De rechtbank heeft ook de garantie beoordeeld die door het Openbaar Ministerie Aurich is gegeven, waarin wordt verzekerd dat de opgeëiste persoon, indien veroordeeld, zijn straf in Nederland zal ondergaan. De rechtbank concludeert dat aan de eisen van de Overleveringswet is voldaan en dat er geen weigeringsgronden zijn voor de overlevering.

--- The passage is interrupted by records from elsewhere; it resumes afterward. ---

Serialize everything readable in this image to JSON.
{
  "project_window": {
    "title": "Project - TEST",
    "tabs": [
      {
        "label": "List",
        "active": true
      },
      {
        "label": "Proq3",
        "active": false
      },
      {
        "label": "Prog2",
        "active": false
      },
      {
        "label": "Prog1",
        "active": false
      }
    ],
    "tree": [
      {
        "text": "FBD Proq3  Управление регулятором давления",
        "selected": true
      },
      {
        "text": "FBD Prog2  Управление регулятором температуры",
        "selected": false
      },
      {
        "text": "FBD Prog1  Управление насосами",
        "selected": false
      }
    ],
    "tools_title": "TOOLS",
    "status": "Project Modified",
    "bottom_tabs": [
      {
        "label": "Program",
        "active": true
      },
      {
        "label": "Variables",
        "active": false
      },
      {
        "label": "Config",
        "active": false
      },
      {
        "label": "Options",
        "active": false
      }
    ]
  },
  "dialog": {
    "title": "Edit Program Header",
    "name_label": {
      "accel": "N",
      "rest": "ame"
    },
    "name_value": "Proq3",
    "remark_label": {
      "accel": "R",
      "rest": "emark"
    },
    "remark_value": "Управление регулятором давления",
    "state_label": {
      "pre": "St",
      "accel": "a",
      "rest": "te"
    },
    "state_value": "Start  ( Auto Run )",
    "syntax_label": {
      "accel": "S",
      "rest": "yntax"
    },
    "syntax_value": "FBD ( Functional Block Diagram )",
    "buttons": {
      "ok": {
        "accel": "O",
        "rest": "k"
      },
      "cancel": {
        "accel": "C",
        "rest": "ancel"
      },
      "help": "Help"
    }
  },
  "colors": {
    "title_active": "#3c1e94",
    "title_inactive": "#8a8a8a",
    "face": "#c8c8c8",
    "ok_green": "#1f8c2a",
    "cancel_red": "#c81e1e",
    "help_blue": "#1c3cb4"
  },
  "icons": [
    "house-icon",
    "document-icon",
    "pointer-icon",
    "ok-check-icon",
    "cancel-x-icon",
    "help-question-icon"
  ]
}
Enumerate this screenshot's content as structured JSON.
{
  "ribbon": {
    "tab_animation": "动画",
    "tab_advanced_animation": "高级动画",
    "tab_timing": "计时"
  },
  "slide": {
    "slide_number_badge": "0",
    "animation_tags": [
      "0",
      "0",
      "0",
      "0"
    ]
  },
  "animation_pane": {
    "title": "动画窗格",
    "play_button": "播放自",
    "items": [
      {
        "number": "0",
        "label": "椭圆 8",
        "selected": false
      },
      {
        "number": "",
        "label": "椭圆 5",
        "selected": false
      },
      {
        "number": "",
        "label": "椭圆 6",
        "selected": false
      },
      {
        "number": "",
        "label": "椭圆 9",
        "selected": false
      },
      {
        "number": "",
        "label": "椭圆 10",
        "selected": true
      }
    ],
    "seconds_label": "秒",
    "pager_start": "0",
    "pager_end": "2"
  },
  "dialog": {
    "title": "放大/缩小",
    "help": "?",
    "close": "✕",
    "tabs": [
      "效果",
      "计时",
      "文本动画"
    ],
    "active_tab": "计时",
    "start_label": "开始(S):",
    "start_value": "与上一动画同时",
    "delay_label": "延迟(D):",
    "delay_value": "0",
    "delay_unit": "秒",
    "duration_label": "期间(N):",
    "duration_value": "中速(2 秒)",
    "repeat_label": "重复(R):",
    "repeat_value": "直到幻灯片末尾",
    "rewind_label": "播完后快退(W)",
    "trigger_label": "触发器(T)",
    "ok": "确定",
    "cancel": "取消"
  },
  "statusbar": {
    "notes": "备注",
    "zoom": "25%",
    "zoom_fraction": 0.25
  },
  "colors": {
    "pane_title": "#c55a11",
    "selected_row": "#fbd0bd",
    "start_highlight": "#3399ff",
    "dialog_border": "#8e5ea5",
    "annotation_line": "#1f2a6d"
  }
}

De rechtbank heeft uiteindelijk besloten om de overlevering van de opgeëiste persoon toe te staan, zodat het strafrechtelijk onderzoek in Duitsland kan worden voortgezet. De uitspraak is gedaan door mr. C. Klomp, voorzitter, en mrs. J.A.A.G. de Vries en H.G. van der Wilt, rechters, in aanwezigheid van griffier mr. J.B.C. van der Veer. Tegen deze uitspraak staat geen gewoon rechtsmiddel open.

Uitspraak

RECHTBANK AMSTERDAM

INTERNATIONALE RECHTSHULPKAMER

Parketnummer: 13/752091-18
RK nummer: 19/404
Datum uitspraak: 29 maart 2019
UITSPRAAK
op de vordering ex artikel 23 Overleveringswet (OLW), ingediend door de officier van justitie bij deze rechtbank. Deze vordering dateert van 4 januari 2019 en betreft onder meer het in behandeling nemen van een Europees aanhoudingsbevel (EAB).
Dit EAB is uitgevaardigd op 24 juli 2018 door de
Staatsanwaltschaft Aurich(Duitsland) en strekt tot de aanhouding en overlevering van:
[opgeëiste persoon] ,
geboren te [geboorteplaats] op [geboortedag] 1977,
ingeschreven in de Basisregistratie Personen op het adres:
[adres] ,
hierna te noemen de opgeëiste persoon.

1.Procesgang

De vordering is behandeld op de openbare zitting van 15 maart 2019. Het onderzoek heeft plaatsgevonden in tegenwoordigheid van de officier van justitie mr. N.R. Bakkenes. De opgeëiste persoon is bijgestaan door zijn raadsvrouw, mr. J. Verstegen, advocaat te Amsterdam.
De rechtbank heeft de termijn waarbinnen zij op grond van artikel 22, eerste lid, OLW uitspraak moet doen met dertig dagen verlengd, omdat zij die verlenging nodig heeft om over de verzochte overlevering te beslissen.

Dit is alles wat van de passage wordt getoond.